ORDER
J.H. Joglekar, Member (T)
1. These 13 appeals were posted together for early hearing. We have heard Shri S.R. Rakshe, Advocate for the appellants and Shri Deepak Kumar for the Revenue.
2. In disposing of the stay applications the Tribunal in their order had made the following observations:-
” We have heard the submissions. We find that all applicants have placed on record affidavits and certificates from the revenue officers to the effect that they have no means to deposit even a fraction of the penalties imposed upon them. We find that in the impugned order the Commissioner has not discussed evidence relating to each of the applicant and the grounds on which in the face of the retractions etc. he has established the offence against the applicants. In the “findings” portion also paragraphs 50-51, 52 and 53 contain merely a summary of the events. Paragraphs 54 to 59 relate to the confiscation. Paragraph 60 establishes role of the applicants without any discussion at all. Ld. Counsel during the submissions pleaded for setting aside the order and for remanding the impugned order at this stage itself. At this stage, the departmental representative requires some time. We, therefore, think it proper to post this appeal for final hearing on 2nd June, 1999 after granting unconditional stay and waiver of the penalties imposed on each of the applicants. The case is posted for final disposal on 2nd June, 1999.”
3. The system of departmental adjudication is governed by the principles of natural justice. The principles require that the material against the offenders is disclosed to them in the form of show cause notice. The principles require that adequate opportunity be given to the respondents to state their case orally and in writing. The principles also require that the adjudicating authority give the judgment. After recounting the various submissions made before him he should thereafter analyse the submissions, discussing relevant case law and give his findings in a well reasoned speaking order.

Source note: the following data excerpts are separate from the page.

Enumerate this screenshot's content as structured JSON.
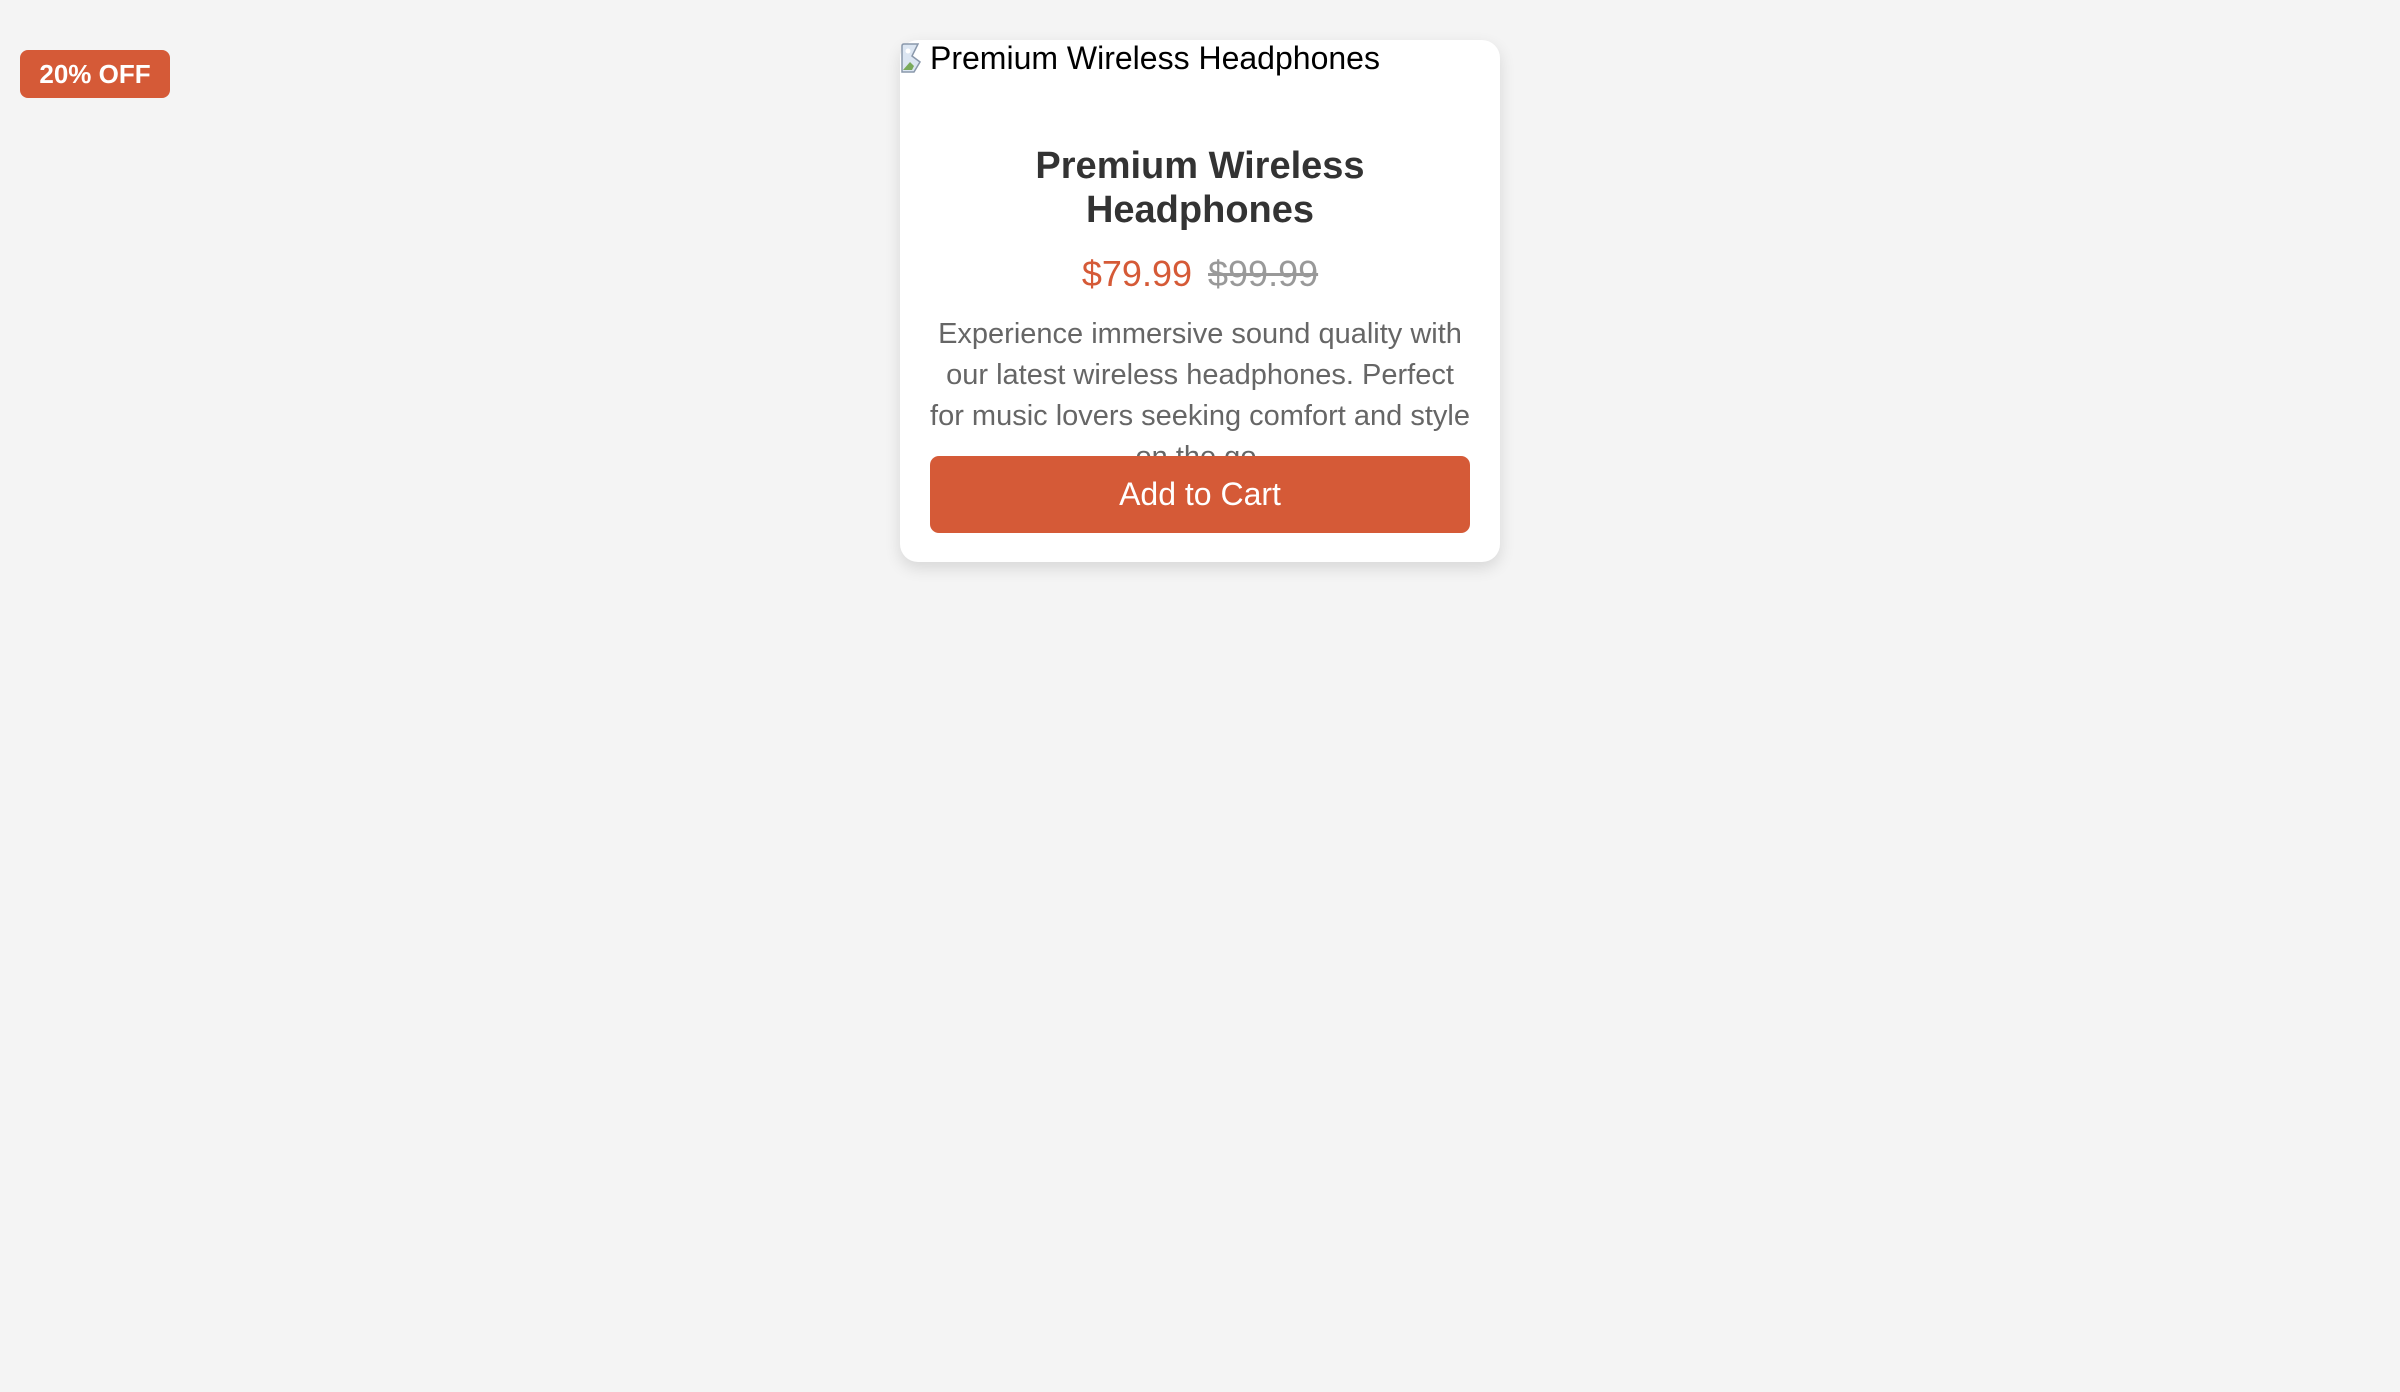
{
  "badge": {
    "label": "20% OFF"
  },
  "product": {
    "image_alt": "Premium Wireless Headphones",
    "image_icon": "broken-image-icon",
    "title": "Premium Wireless Headphones",
    "price_current": "$79.99",
    "price_original": "$99.99",
    "description": "Experience immersive sound quality with our latest wireless headphones. Perfect for music lovers seeking comfort and style on the go.",
    "cta_label": "Add to Cart"
  },
  "colors": {
    "accent": "#d55a37",
    "page_background": "#f4f4f4",
    "card_background": "#ffffff",
    "title_text": "#333333",
    "body_text": "#666666",
    "strikethrough_text": "#999999"
  }
}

4. The necessity of issue of speaking orders has been brought out in a number of judgments. The Karnataka High Court in their judgment in the case of Best & Crompton Engineering Ltd. v. Joint Secretary, Govt. of India -1995 (76) E.L.T. 571 had in this view quashed the orders impugned before the Court. The observation made was that in reaching the conclusions the authorities had not applied their mind to the questions that arose before them and had not written speaking orders as enjoined on them. In making this observation the Court relied upon the Supreme Court judgment in the case of Siemens Engg. &. Mfg. Co. of India Ltd. v. U.O.I. -1986 (25) E.L.T. 821. The Madras High Court in their judgment in the case of K. Balan v. G.O.I. – 1982 (10) E.L.T. 386 held, again quoting the same judgment that where an authority makes an order in exercise of quasi-judicial function, it must record reason in support of the order he makes.

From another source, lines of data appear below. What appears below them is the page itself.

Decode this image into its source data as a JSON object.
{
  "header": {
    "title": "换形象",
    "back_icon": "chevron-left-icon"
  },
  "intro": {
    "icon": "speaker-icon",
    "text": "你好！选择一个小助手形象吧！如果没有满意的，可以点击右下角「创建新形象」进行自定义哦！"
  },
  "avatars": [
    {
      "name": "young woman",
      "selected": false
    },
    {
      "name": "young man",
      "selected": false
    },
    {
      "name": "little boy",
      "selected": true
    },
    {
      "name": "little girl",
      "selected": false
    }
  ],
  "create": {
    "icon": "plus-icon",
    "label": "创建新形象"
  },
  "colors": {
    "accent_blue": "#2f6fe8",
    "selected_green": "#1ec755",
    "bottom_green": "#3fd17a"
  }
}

5. On these requirements, we find the impugned order to be extremely inadequate.
6. We therefore allow these appeals, set aside the impugned order as far as it relates to the appellants before us and remand the proceedings to the jurisdictional Commissioner for de novo adjudication. In the de novo proceedings he shall discuss the evidence available on record and pass a well reasoned order, if necessary and if so requested by the respondents to the show cause notices by allowing them to be heard in person.